Betsy DeVos is (Strangely) Right: Campus Rape Guidance Needs Fixing

Convershaken Staff
September 8, 2017

Education Secretary Betsy DeVos has sparked outrage by deciding to review federal guidance on how colleges deal with sexual assaults on campus. Surprisingly, Trump's unqualified crony has made a good call: the Obama-era guidelines have resulted in administrators bypassing due process, shelving presumption of innocence, minimising accused students' ability to defend themselves and wasting resources on fatuous investigations.

Rape and sexual assault are abhorrent crimes that should be eliminated from college campuses. The common involvement of alcohol, the pressure of hook-up culture, social stigma towards promiscuity, the intrusiveness of intimate questions and rape kits, the prospect of being doubted or shamed by officials, and low rates of conviction make victims especially wary of speaking out, making it imperative for administrators to take all accusations seriously. Victims who report incidents should be protected from retaliation and further trauma, while perpetrators should be severely punished. 

The current guidelines - introduced in 2011 under 'Title IX', a federal law that bars gender-based discrimination in education - were intended to change blasé attitudes to campus assault in some colleges and deter them from sweeping cases under the rug to protect their reputations. They instructed colleges to treat claims more seriously and investigate them more aggressively, and lowered the standard for proving allegations to a 'preponderance of evidence' - or a likelihood of guilt over 50 per cent. However, the guidance may have swung the pendulum too far: some colleges now escalate all claims - regardless of merit, or whether the 'victim' views the incident as unlawful or even wants justice - and treat accused students as guilty from the start.

A recent article in The Atlantic offers several examples. One college student had a consensual sexual encounter, but later felt violated and reported it as an assault, ultimately leading to the accused student being barred from campus, contracting pneumonia, being suspended and graduating more than two years late. In another case, a neighbour thought he saw a football player hurting his girlfriend, prompting an investigation and his expulsion despite the girlfriend's insistence he had done nothing wrong. Another student was suspended after his girlfriend's roommate deemed her to be too drunk to consent to the foreplay they were engaged in, and as the girlfriend wasn't the complainant, she was compelled to answer intimate questions about their sexual activity. Finally, a male student lost his job and had to move out of his dorm, because a female student mistook him for a man who had raped her months earlier, thousands of miles away.

These cases highlight several problems with colleges' Title IX policies. The accused are subjected to immediate restrictions, receive few details of the claims made against them, and can be barred from living or working on campus, suspended or expelled, even if the ostensible victim denies an assault occurred. These policies are intended to protect victims, spare them the fear and trauma of meeting their attacker on campus, and ensure they aren't coaxed or pressured into recanting their claims. But they can make it extremely difficult for innocent students to fight charges levelled at them, or couples to dismiss accusations made by onlookers. Moreover, the guidelines have pushed colleges to hire full-time Title IX coordinators, including one that has received a single report of sexual assault in the past four years.

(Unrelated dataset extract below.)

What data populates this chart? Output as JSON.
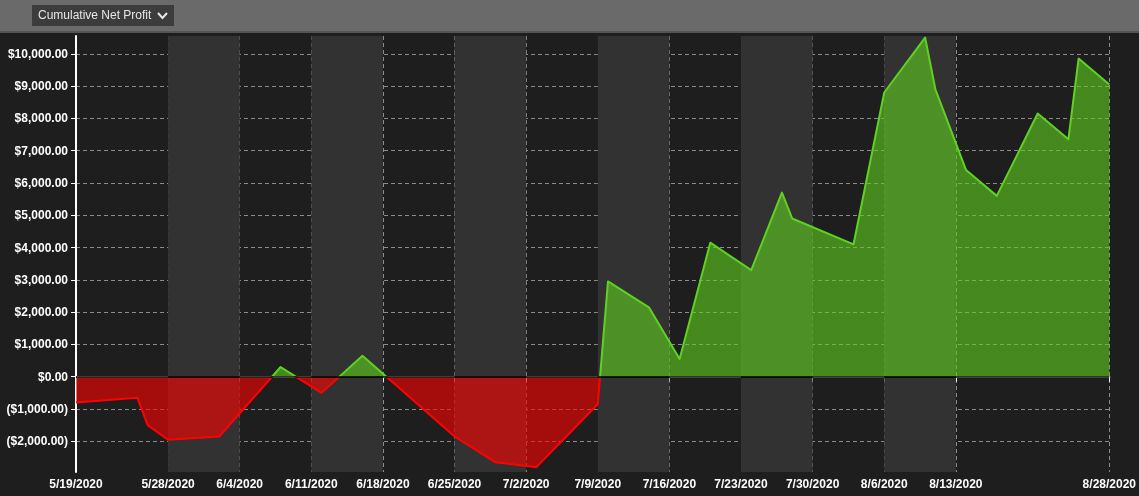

The backlash to DeVos' decision has been swift and unalloyed. Former Vice-President Joe Biden warned that any weakening of Title IX protections would be "devastating". Valerie Jarrett, one of Obama's senior advisors and the Chair of the White House Council on Women and Girls, bemoaned the move as "so wrong". And End Rape On Campus, a survivor advocacy group, accused DeVos of falsely equating the suffering of rape victims with that of rapists. "We will not accept this blatant favouritism for the rights of rapists under the guise of fairness," they added in a statement. However, a review of Title IX guidelines doesn't mean downplaying the trauma and violation of rape, nor does it mean protecting rapists.

DeVos outlined the crux of the matter in her speech. "Every survivor of sexual misconduct must be taken seriously. Every student accused of sexual misconduct must know that guilt is not predetermined." If she is withdrawing the guidance as part of Trump's sweeping repudiation of his predecessor's policies, and fails to procure a suitable replacement, then she deserves all of the criticism she's received. But if she acts in good faith and issues guidelines that protect and empower victims, but also ensure the accused receive due process, then all students will be better off, and colleges can employ smarter, more effective procedures that save time and money. Granted, that's quite a big if.